Obituary

Guys. GUYS. I'm sorry. I have been neglecting you. I read an article recently about how procrastinators are actually perfectionists who care about doing good work who are terrified of disappointing people so they have a hard time starting things and if I actually felt bad about being a procrastinator that article would have made me feel so much better!

I just want everything to be perfect. For you.

Last week I went to a talk at the DUMBO location of The Wing. The Wing, for those who aren't in the know, is the impeccably designed "women's coworking space and social club." It was started in 2016 by Audrey Gelman, who I want to hate so badly but just can't. She is an exceptionally privileged woman who has actually done some very cool things (like have a guest role on Girls!)(she did, but that's not the cool thing)(but also she's friends with Lena Dunham)(and that's cool depending on whether or not we're all liking Lena Dunham that day.)

She's been heavily involved in progressive politics in her 20s, now (she's 30ish) she's founded The Wing, which by all accounts has been super successful in the two years it's been in existence.
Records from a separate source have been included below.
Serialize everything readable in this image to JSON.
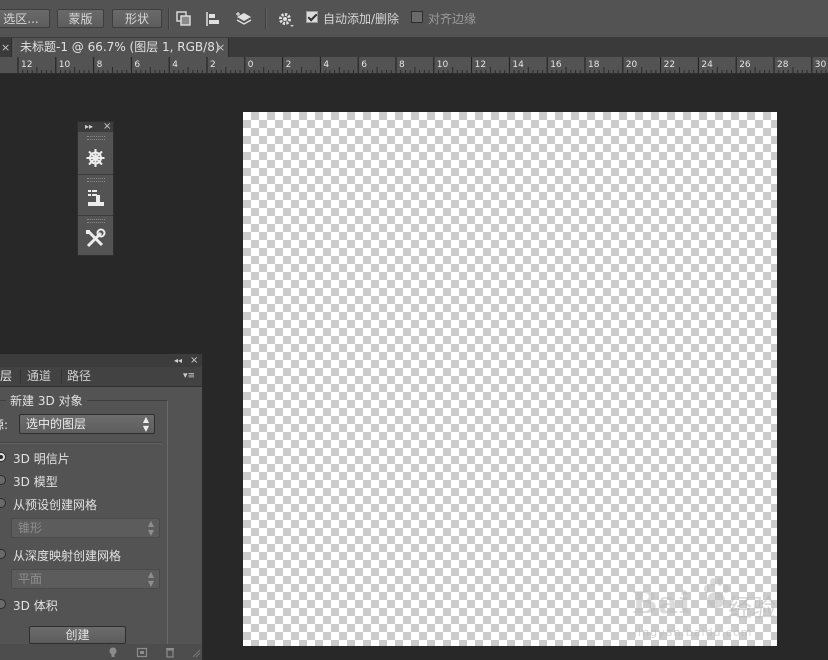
{
  "options_bar": {
    "selection_btn": "选区...",
    "mask_btn": "蒙版",
    "shape_btn": "形状",
    "auto_add_delete": {
      "label": "自动添加/删除",
      "checked": true
    },
    "align_edges": {
      "label": "对齐边缘",
      "checked": false
    },
    "icons": [
      "path-operations-icon",
      "path-alignment-icon",
      "path-arrangement-icon",
      "gear-icon"
    ]
  },
  "document_tab": {
    "title": "未标题-1 @ 66.7% (图层 1, RGB/8)",
    "close": "×",
    "left_close": "×"
  },
  "ruler": {
    "labels": [
      "12",
      "10",
      "8",
      "6",
      "4",
      "2",
      "0",
      "2",
      "4",
      "6",
      "8",
      "10",
      "12",
      "14",
      "16",
      "18",
      "20",
      "22",
      "24",
      "26",
      "28",
      "30"
    ]
  },
  "tool_strip": {
    "collapse_glyph": "▸▸",
    "close_glyph": "×",
    "buttons": [
      "3d-ship-wheel-icon",
      "properties-icon",
      "tools-icon"
    ]
  },
  "panel_3d": {
    "collapse_glyph": "◂◂",
    "close_glyph": "×",
    "tabs": [
      "层",
      "通道",
      "路径"
    ],
    "menu_glyph": "▾≡",
    "group_title": "新建 3D 对象",
    "source_label": "源:",
    "source_value": "选中的图层",
    "options": [
      {
        "label": "3D 明信片",
        "selected": true
      },
      {
        "label": "3D 模型",
        "selected": false
      },
      {
        "label": "从预设创建网格",
        "selected": false
      },
      {
        "label": "从深度映射创建网格",
        "selected": false
      },
      {
        "label": "3D 体积",
        "selected": false
      }
    ],
    "preset_mesh_value": "锥形",
    "depth_map_value": "平面",
    "create_button": "创建"
  },
  "watermark": {
    "brand": "Bai",
    "brand_cn": "经验",
    "site": "jingyan.baidu.com"
  },
  "colors": {
    "workspace_bg": "#282828",
    "panel_bg": "#535353",
    "dark_bar": "#3c3c3c"
  }
}
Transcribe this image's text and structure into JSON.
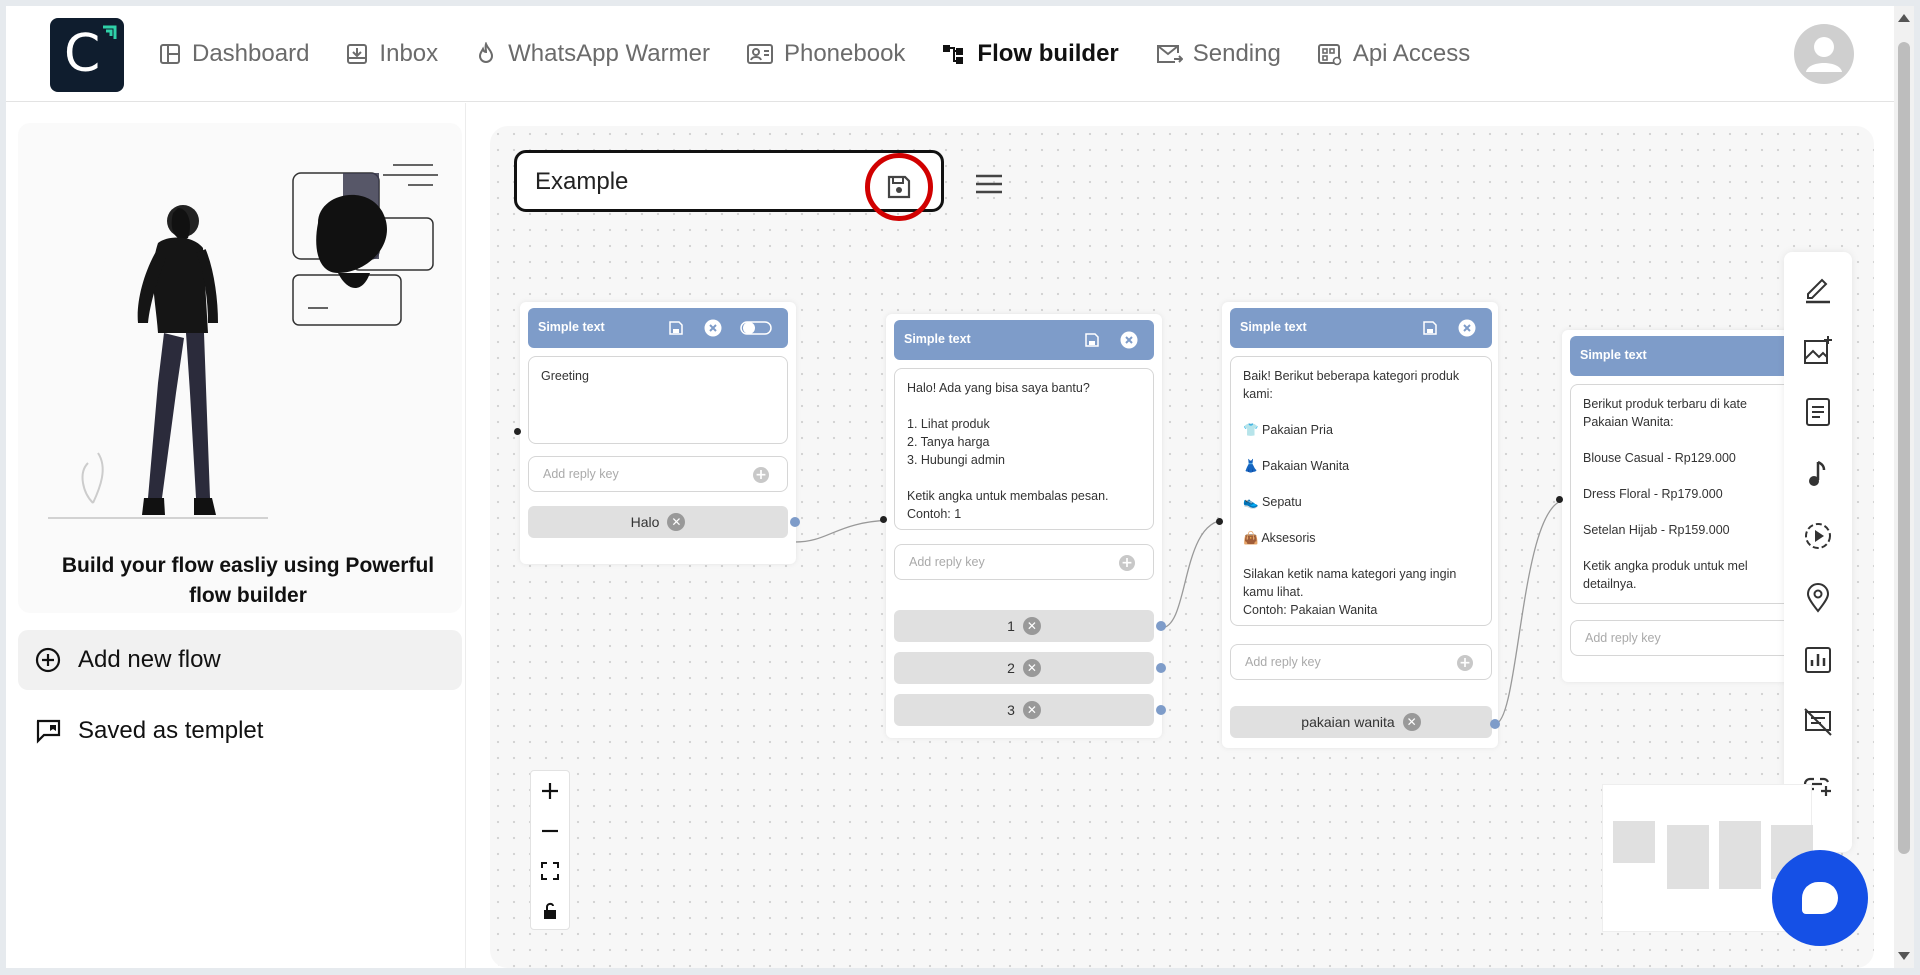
{
  "header": {
    "logo_letter": "C",
    "nav": [
      {
        "label": "Dashboard",
        "icon": "dashboard-icon",
        "active": false
      },
      {
        "label": "Inbox",
        "icon": "inbox-icon",
        "active": false
      },
      {
        "label": "WhatsApp Warmer",
        "icon": "flame-icon",
        "active": false
      },
      {
        "label": "Phonebook",
        "icon": "contact-card-icon",
        "active": false
      },
      {
        "label": "Flow builder",
        "icon": "flow-icon",
        "active": true
      },
      {
        "label": "Sending",
        "icon": "send-mail-icon",
        "active": false
      },
      {
        "label": "Api Access",
        "icon": "api-icon",
        "active": false
      }
    ]
  },
  "sidebar": {
    "promo_text": "Build your flow easliy using Powerful flow builder",
    "add_flow_label": "Add new flow",
    "saved_label": "Saved as templet"
  },
  "canvas": {
    "flow_name_value": "Example",
    "nodes": [
      {
        "title": "Simple text",
        "body": "Greeting",
        "reply_placeholder": "Add reply key",
        "keys": [
          "Halo"
        ]
      },
      {
        "title": "Simple text",
        "body": "Halo! Ada yang bisa saya bantu?\n\n1. Lihat produk\n2. Tanya harga\n3. Hubungi admin\n\nKetik angka untuk membalas pesan.\nContoh: 1",
        "reply_placeholder": "Add reply key",
        "keys": [
          "1",
          "2",
          "3"
        ]
      },
      {
        "title": "Simple text",
        "body": "Baik! Berikut beberapa kategori produk\nkami:\n\n👕 Pakaian Pria\n\n👗 Pakaian Wanita\n\n👟 Sepatu\n\n👜 Aksesoris\n\nSilakan ketik nama kategori yang ingin\nkamu lihat.\nContoh: Pakaian Wanita",
        "reply_placeholder": "Add reply key",
        "keys": [
          "pakaian wanita"
        ]
      },
      {
        "title": "Simple text",
        "body": "Berikut produk terbaru di kate\nPakaian Wanita:\n\nBlouse Casual - Rp129.000\n\nDress Floral - Rp179.000\n\nSetelan Hijab - Rp159.000\n\nKetik angka produk untuk mel\ndetailnya.",
        "reply_placeholder": "Add reply key",
        "keys": []
      }
    ]
  },
  "colors": {
    "node_header": "#7e9cc9",
    "save_highlight": "#d10000",
    "chat_button": "#1550e6",
    "logo_bg": "#0f1d2e"
  }
}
Basically it's a midcentury modern clubhouse for the ladies and I hate that I want to be a member SO badly. I'm so drawn to the perfectly coordinated furniture and the bookshelves full of books, all written by women, hundreds of them, organized by color. Honestly, if I joined, it would be to have a place to write that isn't my apartment. And then maybe I would procrastinate less? The monthly price tag exists in this weird place on the expense spectrum, right between "I can reasonably justify this" (i.e. a good haircut, buying a hardcover book) and "this is actually getting a little ridiculous" (i.e. an Equinox membership, juice fast deliveries, the costs that come with trying to give your dog a decent existence in NYC.)

The talk was given by two female staff writers from the obituary section of the NY Times. It was an accident that we were there, my friend misread the schedule and we were expecting a completely different talk entitled "First Jobs" but we rolled with it. Frankly we didn't have a choice, we were sitting in the front row, but I'm glad I stayed.

One of the women had just started about a year ago, the other one had been on obits for something like 14 years. They were talking about how the Times decides who gets a fancy, big featured obituary and who doesn't. They have this incredible project called "Overlooked" where they acknowledge the fact that the obituaries have been dominated by white men since 1851 and present freshly written obituaries for a bunch of women who were overlooked.

Speaking of kicking the bucket- I was listening to a podcast the other day, one of my favs called "The Hound Tall Discussion Series", where they have a panel of comics interview an expert on a subject in a live show at UCB in LA. This one was about death, and the expert was a mortician. She talked about how, instead of cremation, the best use of your dead shell of a body is actually what's called a natural burial. Basically you eschew the trappings of traditional burial (embalming, casket, etc) and let your body decompose naturally in a hole. Not sure if this is a legally binding document, but that sounds really good to me (re: cheap, less fuss) so I think I'll go with that please.